There is increasing interest in the space. peHUB reported late last month that New York’s IA Ventures is nearing a close on $110 million for a second fund dedicated to Big Data investments.

Research firm Gartner recently identified Big Data as one of 10 “strategic technologies” for 2012. “The size, complexity of formats and speed of delivery exceeds the capabilities of traditional data management technologies,” Gartner stated. “It requires the use of new or exotic technologies simply to manage the volume alone. Many new technologies are emerging, with the potential to be disruptive.”

Li says that traditional databases are “good for structured data — things that fit nicely into rows and columns, but a lot of Web data doesn’t fit nicely into rows and columns. For example, Web logs [blogs] and photos are unstructured data.”

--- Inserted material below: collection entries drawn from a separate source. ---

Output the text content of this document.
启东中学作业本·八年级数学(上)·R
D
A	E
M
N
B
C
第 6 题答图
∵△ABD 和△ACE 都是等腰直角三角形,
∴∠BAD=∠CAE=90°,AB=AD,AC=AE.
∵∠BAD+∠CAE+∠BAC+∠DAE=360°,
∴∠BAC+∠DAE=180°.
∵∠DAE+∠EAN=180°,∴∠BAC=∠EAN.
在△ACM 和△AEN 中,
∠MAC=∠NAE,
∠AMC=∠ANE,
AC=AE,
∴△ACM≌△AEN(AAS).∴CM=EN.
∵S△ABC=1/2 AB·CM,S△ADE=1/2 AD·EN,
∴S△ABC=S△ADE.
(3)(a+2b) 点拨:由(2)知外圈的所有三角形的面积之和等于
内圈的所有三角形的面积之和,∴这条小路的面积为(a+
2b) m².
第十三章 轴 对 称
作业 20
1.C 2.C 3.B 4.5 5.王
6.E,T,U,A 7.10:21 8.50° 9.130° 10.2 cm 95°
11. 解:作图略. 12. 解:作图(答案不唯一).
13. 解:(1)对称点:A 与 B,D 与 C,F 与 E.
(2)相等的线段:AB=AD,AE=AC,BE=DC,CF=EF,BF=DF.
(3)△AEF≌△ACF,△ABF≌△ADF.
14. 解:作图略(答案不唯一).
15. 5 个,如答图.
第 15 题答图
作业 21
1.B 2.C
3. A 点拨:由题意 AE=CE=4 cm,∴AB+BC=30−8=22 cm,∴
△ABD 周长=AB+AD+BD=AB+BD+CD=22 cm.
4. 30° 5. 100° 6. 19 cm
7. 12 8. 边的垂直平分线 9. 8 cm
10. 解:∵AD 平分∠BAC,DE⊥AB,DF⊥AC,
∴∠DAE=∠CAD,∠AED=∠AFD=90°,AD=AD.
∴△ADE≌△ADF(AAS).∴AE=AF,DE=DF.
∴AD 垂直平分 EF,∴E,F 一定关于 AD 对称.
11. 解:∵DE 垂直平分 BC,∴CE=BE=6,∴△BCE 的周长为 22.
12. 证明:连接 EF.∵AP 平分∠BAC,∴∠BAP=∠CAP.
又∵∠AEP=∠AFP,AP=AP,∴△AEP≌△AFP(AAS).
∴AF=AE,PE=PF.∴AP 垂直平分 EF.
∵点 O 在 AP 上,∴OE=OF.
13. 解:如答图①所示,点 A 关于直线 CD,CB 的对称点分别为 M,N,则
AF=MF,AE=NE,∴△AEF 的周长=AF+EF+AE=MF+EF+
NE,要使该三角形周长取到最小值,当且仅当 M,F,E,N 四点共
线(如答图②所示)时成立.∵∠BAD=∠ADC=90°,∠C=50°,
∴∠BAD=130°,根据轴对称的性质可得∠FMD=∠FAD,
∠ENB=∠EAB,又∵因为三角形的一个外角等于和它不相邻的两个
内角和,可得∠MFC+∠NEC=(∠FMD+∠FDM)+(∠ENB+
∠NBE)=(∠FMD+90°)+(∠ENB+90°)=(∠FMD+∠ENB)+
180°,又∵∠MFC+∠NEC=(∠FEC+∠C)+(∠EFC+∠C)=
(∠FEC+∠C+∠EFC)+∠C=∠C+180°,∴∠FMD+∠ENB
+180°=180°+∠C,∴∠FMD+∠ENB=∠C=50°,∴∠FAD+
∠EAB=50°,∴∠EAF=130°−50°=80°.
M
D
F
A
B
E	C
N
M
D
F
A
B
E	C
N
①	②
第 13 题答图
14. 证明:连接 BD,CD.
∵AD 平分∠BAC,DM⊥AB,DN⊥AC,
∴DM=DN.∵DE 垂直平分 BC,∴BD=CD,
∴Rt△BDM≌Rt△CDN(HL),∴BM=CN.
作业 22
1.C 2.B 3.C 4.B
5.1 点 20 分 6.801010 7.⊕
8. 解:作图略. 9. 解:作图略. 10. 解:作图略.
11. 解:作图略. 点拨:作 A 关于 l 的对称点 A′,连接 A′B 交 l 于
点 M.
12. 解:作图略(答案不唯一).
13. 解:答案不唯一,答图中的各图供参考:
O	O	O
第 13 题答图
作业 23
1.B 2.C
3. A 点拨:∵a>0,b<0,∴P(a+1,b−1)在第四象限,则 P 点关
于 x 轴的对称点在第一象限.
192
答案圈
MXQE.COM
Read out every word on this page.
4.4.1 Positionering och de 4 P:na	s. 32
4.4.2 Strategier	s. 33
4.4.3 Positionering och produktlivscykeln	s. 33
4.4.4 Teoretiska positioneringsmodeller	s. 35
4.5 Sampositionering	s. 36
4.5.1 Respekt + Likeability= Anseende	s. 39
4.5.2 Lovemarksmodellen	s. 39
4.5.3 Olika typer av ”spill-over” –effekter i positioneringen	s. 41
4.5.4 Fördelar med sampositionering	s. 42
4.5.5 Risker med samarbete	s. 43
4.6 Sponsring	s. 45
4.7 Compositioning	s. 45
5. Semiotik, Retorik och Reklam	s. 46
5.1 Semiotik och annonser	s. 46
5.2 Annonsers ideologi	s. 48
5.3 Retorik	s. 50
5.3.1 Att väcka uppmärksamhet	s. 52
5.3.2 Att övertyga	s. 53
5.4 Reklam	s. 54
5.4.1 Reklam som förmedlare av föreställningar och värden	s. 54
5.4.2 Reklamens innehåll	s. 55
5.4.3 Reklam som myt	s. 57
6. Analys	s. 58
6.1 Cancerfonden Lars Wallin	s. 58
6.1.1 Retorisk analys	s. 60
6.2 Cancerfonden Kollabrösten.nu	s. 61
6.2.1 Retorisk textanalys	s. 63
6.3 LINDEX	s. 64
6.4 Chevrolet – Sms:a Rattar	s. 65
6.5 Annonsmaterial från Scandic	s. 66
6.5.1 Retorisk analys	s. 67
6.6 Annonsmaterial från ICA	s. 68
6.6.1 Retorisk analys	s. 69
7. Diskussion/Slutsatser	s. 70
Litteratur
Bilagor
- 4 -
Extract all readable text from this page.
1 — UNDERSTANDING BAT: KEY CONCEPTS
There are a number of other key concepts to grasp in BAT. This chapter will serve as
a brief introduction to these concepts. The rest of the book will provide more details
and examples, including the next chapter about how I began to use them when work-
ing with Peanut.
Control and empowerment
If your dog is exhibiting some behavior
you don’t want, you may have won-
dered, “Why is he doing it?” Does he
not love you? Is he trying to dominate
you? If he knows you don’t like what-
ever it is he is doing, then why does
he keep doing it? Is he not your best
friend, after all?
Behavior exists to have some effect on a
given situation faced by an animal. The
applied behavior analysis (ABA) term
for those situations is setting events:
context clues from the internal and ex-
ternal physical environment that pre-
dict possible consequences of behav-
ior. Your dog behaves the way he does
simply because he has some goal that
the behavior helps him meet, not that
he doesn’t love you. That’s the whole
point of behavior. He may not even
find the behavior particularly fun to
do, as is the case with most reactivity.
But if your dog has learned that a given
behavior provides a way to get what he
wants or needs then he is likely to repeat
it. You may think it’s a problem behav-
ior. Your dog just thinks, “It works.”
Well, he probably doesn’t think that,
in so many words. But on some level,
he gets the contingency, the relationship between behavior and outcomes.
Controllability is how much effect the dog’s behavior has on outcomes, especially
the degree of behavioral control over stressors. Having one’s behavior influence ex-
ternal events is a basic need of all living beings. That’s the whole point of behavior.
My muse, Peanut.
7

Accel has long had an interest in Big Data. It was an early investor in Facebook, perhaps the Web’s biggest producer of unstructured data. Accel is also a backer of Fusion-io (NYSE: FIO), which makes hardware and software to speed up the processing power of data centers, and Cloudera, which makes a commercial version of Apache Hadoop, open-source data management software that works with petabytes of data. (Cloudera’s Chief Scientist is Jeff Hammerbacher, who built Facebook’s data team and led the creation of Hadoop-based applications at the social network.)

Besides the Big Data Fund, Accel is assembling a team of Big Data advisors and in the spring will host a Big Data conference to bring together data scientists, entrepreneurs and others to network and discuss trends.

Asked if Accel has any plans to do a dedicated fund targeting Big Data companies, Li says: “I don’t think that’s the plan right now. This is more to highlight an area of deep activity rather than create a separate fund.”

Accel won’t have any trouble finding capital for the Big Data Fund initiative. In the past year alone it has raised more than $2.6 billion in fresh capital. Accel’s funds include Accel XI, a $475 million U.S.-based early stage fund raised this year; Accel Growth Fund II, a $875 million U.S.-based growth fund raised this year; Accel London III, a $525 million early stage fund raised in 2008; IDG-Accel China Growth Fund III, a $550 million China-based early stage fund raised this year with IDG Capital Partners; and China Capital Fund II, a $750 million China-based fund that it raised with IDG this year to focus on pre-IPO investments. Accel is also in the midst of raising a second early stage India fund, which has a target of $150 million.

In addition to Li, other partners involved in the Big Data Fund include Andrew Braccia, Kevin Efrusy and Richard Wong in the United States, Subrata Mitra in India and Bruce Golden in London.